Bryan Cranston aborde la nouvelle saison de Breaking Bad et son actualité ciné intarissable.

Bryan Cranston à la projection de © Jason LaVeris / FilmMagic
Bryan Cranston à la projection de "Breaking Bad" au Mann's 6 Theatre, le 28 juin 2011 à Hollywood.

Depuis quatre ans et son rôle dans la série Breaking Bad, l'actualité de Bryan Cranston a littéralement explosé. Ce rôle l'a révélé au grand public comme un acteur aux multiples facettes, capable de tout jouer avec brio.

Cette année en particulier, l'acteur s'illustre en étant à l'affiche de nombreux films, et a encore de nouveaux projets à venir, tandis que la nouvelle saison de Breaking Bad commence dans moins de deux semaines outre-Atlantique. L'acteur en a profité pour se confier à Collider.com, avec la bonne humeur et la modestie qu'on lui connaît.

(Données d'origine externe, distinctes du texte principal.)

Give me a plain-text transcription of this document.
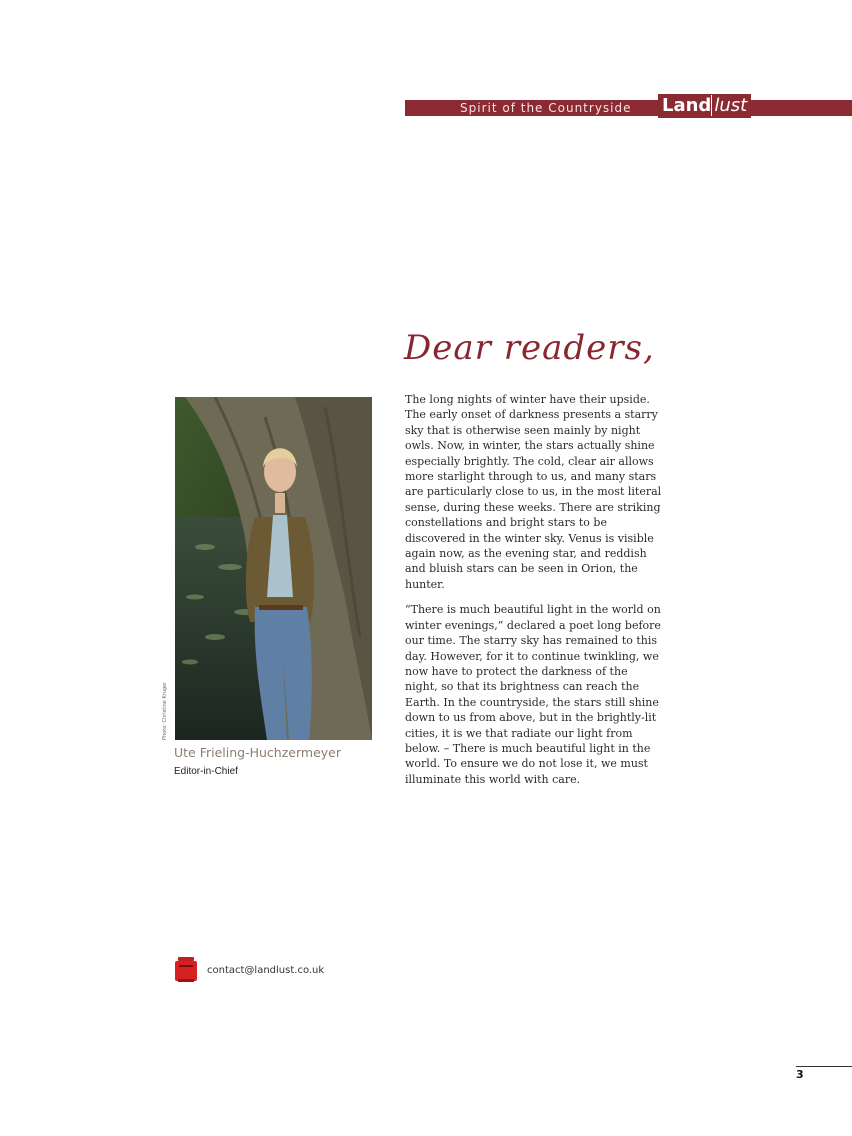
Spirit of the Countryside Land lust
Dear readers,

The long nights of winter have their upside. The early onset of darkness presents a starry sky that is otherwise seen mainly by night owls. Now, in winter, the stars actually shine especially brightly. The cold, clear air allows more starlight through to us, and many stars are particularly close to us, in the most literal sense, during these weeks. There are striking constellations and bright stars to be discovered in the winter sky. Venus is visible again now, as the evening star, and reddish and bluish stars can be seen in Orion, the hunter.

“There is much beautiful light in the world on winter evenings,” declared a poet long before our time. The starry sky has remained to this day. However, for it to continue twinkling, we now have to protect the darkness of the night, so that its brightness can reach the Earth. In the countryside, the stars still shine down to us from above, but in the brightly-lit cities, it is we that radiate our light from below. – There is much beautiful light in the world. To ensure we do not lose it, we must illuminate this world with care.

Photo: Christine Kruger
Ute Frieling-Huchzermeyer
Editor-in-Chief
contact@landlust.co.uk
3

Collider.com : Êtes-vous à Toronto, sur le tournage de Total Recall, à l'heure actuelle ?
Bryan Cranston : Non, je suis à Albuquerque. Il nous reste une dizaine de jours de tournage de la saison quatre de Breaking Bad.
Intéressant que vous ne soyez pas encore à Toronto.
J'y étais ce week-end pour des tests caméra, des essayages de costumes et de maquillage, ce genre de choses. Histoire de me familiariser au projet, rencontrer les gens, parler un peu du personnage. Je suis ensuite rentré ici. Nous sommes donc prêts à filmer. Ça sera amusant d'aller là-bas et de filmer Total Recall. Len Wiseman est un chouette type et j'ai rencontré Colin Farrell. C'est quelqu'un d'adorable. J'ai regardé une scène qu'il tournait ce jour-là et je me suis dit : "Bon sang, il crève l'écran."
Effectivement, mais vous aussi, vous crevez l'écran. Votre carrière ne se porte pas mal du tout.
Oui, la vie est belle.

"Je crois du fond du cœur qu'une carrière artistique est seulement possible grâce à un peu de chance."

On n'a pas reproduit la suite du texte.